Vermont attempted to implement an alternate healthcare financing policy that would resolve the medical cost issues in the United States. The approach is known as a single-payer system, where a single public entity is funded by taxes and provides free essential healthcare for residents. The initiative failed, but the federal government can learn from it to plan future changes.
Vermont’s government chose to switch to a single-payer system to mitigate some of the issues present in the state’s healthcare at the time. Medical aid in the United States is currently based on a fee-for-service model, which encourages physicians to assign unnecessary treatments and maximize the money extracted from a customer. As Vermont is among the smallest U.S. states, its leadership estimated that the change would have been simple to implement.
Adoption of the Reform
The governor who campaigned on the basis of implementing the reform was elected in 2010. According to Rambur and Holmes (2017), the policy was finished and put into practice in 2011 with the creation of the Green Mountain Care Board. The organization then began working on specific more minor reforms that would enable the shift to single-payer healthcare over an extended period. However, its policies were not met with enthusiasm by taxpayers because, as McDonough (2015) notes, the required tax increase would have been substantial and have the citizens’ attention, unlike the current insurance premium. As a result, the reform failed, and in 2016, the state attempted to switch to an all-payer system.

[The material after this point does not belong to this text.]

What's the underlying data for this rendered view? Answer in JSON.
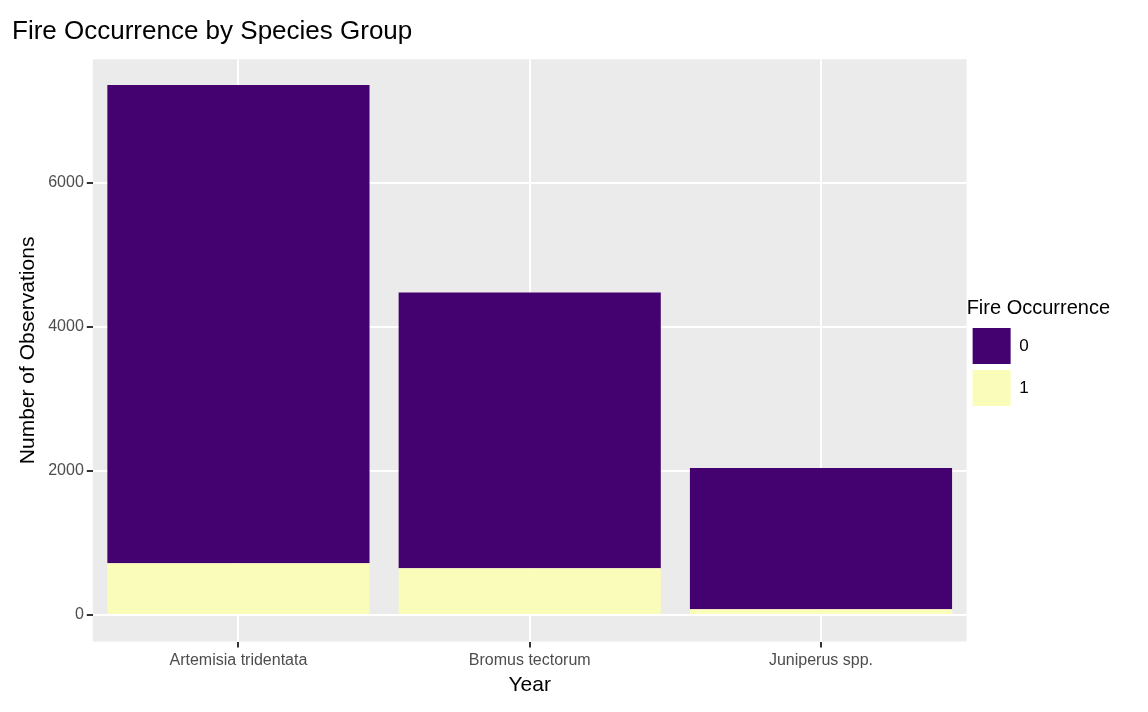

As mentioned above, single-payer healthcare involves a public organization that is financed by taxes and pays for the citizens’ essential services. Procedures such as cosmetic surgery, ones that are not relevant to the person’s immediate health, are not supported and use out-of-pocket costs. Rambur and Holmes (2017) quote an analysis that describes the necessary fees as an 11.5% payroll tax on employers and a 9.5% income tax on households, leading to a 45% increase in the state’s budget. The government’s proposals projected significant savings for the consumers in the long term. However, the taxation figures above were not popular with Vermont’s population, and the financing laws were never approved.
The reform plan ultimately failed, but the United States can learn a lesson from its results. Even though Vermont is a small state, the local government was unable to enact a shift from the current system despite the issues that exist in current American healthcare. McDonough (2015) cites a 2014 survey that shows significant division in the population regarding the case after three years of implementation efforts. Any effort to this effect will have to originate with the federal government and have its support before states can begin implementing solutions. The ACA serves as an example because it was put into practice successfully despite significant public opposition and the debate on its effects, which is still ongoing.
Vermont did not abandon its efforts to implement a healthcare system that is superior to the current American solution. It is currently trying to create an all-payer system with multiple Accountable Care Organizations (ACOs) whose members would pay fees based on the value of the treatment instead of that of the services. Any issues may be overcome in the future through the combined efforts of the government and Vermont’s healthcare providers.
Vermont’s failure can be explained by the political difficulty of introducing steep taxation that would replace existing insurance premiums. The idea of change, especially as radical as what the government proposed, became less popular with the population and eventually had to be abandoned. However, the federal government may successfully introduce single-payer healthcare to the United States in the future, and all-payer systems may succeed as well.
McDonough, J. E. (2015). The demise of Vermont’s single-payer plan. New England Journal of Medicine, 372(17), 1584-1585.
Rambur, B., & Holmes, J. (2017). From single-payer to all-payer: Why Vermont’s reform efforts matter to U.S. nurses and their patients. Nursing Economics, 35(2), 100-103.